- Court Dismisses Derivative Claim for Alleged Breach of Oversight Duty
- January 26, 2017 | Author: Lewis H. Lazarus
- Law Firm: Morris James LLP - Wilmington Office
- The Delaware courts encourage plaintiffs who bring derivative claims in Delaware without making demand on the board of directors to seek books and records under Section 220 of the Delaware General Corporation Law so as to be able to plead facts sufficient to demonstrate that demand is excused. Many claims have been dismissed under Delaware Court of Chancery Rule 23.1 because a plaintiff failed to utilize the "tools at hand" to obtain relevant books and records. When a plaintiff grounds its claim on directors' alleged failure to exercise oversight, however, even receipt of books and records may not enable a plaintiff to plead facts sufficient to demonstrate that the directors knowingly ignored their duties so as to have acted in bad faith. That high standard as articulated by the Delaware Supreme Court in Stone v. Ritter makes a Caremark claim for breach of directors' oversight duties as among the most difficult in corporate law. The Court of Chancery's recent decision in Reiter v. Fairbank, C.A. No. 11693-CB (Del. Ch. Oct. 18), demonstrates that, regardless of the injury allegedly sustained by the subject company, a pleading based on books and records obtained from the company that at best reflects awareness of "yellow flags" is not sufficient to call into question the directors' good faith and hence to excuse demand, thus requiring dismissal of the plaintiff's derivative claim.
Capital One Financial Corp.'s business included check cashing. It was subject to certain statutory requirements under the Bank Secrecy Act and anti-money laundering laws (BSA/AML). Following investigations by state and federal agencies, Capital One entered into a consent order on July 10, 2015, in which the company agreed with the Office of the Comptroller of the Currency, without admitting to any wrongdoing, that it had "failed to adopt and implement a compliance program that adequately covers the required BSA/AML program elements due to an inadequate system of internal controls and ineffective independent testing." It also agreed to certain remedial actions. On Nov. 10, 2015, after obtaining books and records, the plaintiff filed its complaint alleging breach of the duty of loyalty by all director defendants and seeking monetary damages based on unjust enrichment for their receipt of compensation and directors' fees. The plaintiff alleged that the defendants "purposefully, knowingly or recklessly" failed to comply with the BSA/AML. The defendants moved to dismiss for failure to state a claim and for failure to comply with Rule 23.1 and also to stay pending completion of other ongoing regulatory investigations. As explained below, the court dismissed the complaint for failure to make demand and to allege with particularity that a majority of the board faced a substantial threat of personal liability such that they could not impartially consider a demand.

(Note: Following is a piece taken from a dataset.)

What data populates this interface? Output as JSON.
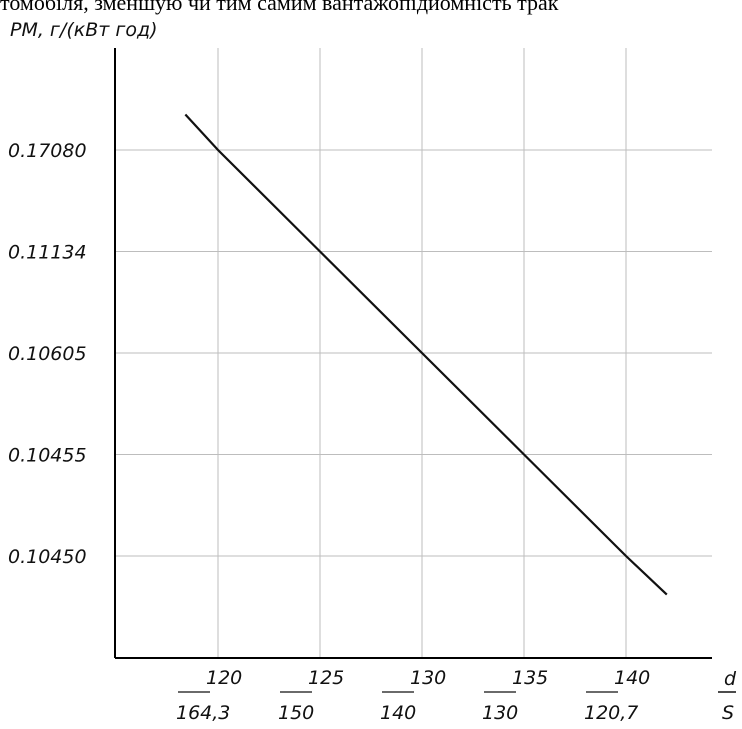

Court of Chancery's Findings
The court's analysis focused on five reports which plaintiff alleged demonstrated purposeful ignoring of red flags that the company was engaging in criminal or fraudulent misconduct. The court examined the documents incorporated by reference in the complaint to understand the state of mind of the directors in terms of the information that was presented to them (as opposed to for the truth of the matters asserted). Based on that careful review the court found that the reports presented to the directors did not show or permit the inference that the company's BSA/AML controls or procedures violated statutory requirements or that anyone at the company had engaged in criminal or fraudulent conduct. The court emphasized that directors of Delaware corporations generally do not breach their oversight duties by having inadequate procedures for managing business risk, as opposed to inadequate procedures to detect illegal or fraudulent activity. Applying that standard, the court held that "the complaint's allegations evidence that Capital One's management made efforts to cope with tightening regulations and more aggressive AML enforcement actions, and regularly kept the directors informed of those efforts along the way." Therefore, the plaintiff failed to plead facts sufficient to permit the inference that a majority of the Capitol One board faced a substantial risk of personal liability so as to be disqualified from considering a demand in an impartial and disinterested way.
This case illustrates that it remains difficult to plead a successful claim for breach of the directors' duty of oversight. Here, the plaintiff utilized the tools at hand to obtain information to attempt to overcome its pleading burden but the reports upon which it relied neither demonstrated nor permitted the inference that the board knew of criminal or fraudulent conduct or that the Capital One board "embraced a strategy to pursue profits by employing illegal means." The case re-affirms that the bar remains high to hold directors personally liable for breach of the duty of loyalty for failing to exercise appropriate oversight. Thus, the plaintiff here could not state a claim even though the company had agreed with a federal agency, without admitting wrongdoing or liability, that its internal controls were insufficiently robust. Unless a plaintiff can plead facts with particularity showing that directors consciously ignored red flags of criminal or fraudulent conduct, a plaintiff will not be able to go forward on a claim that the directors of a Delaware corporation should be personally liable for failing properly to oversee the company's business activities.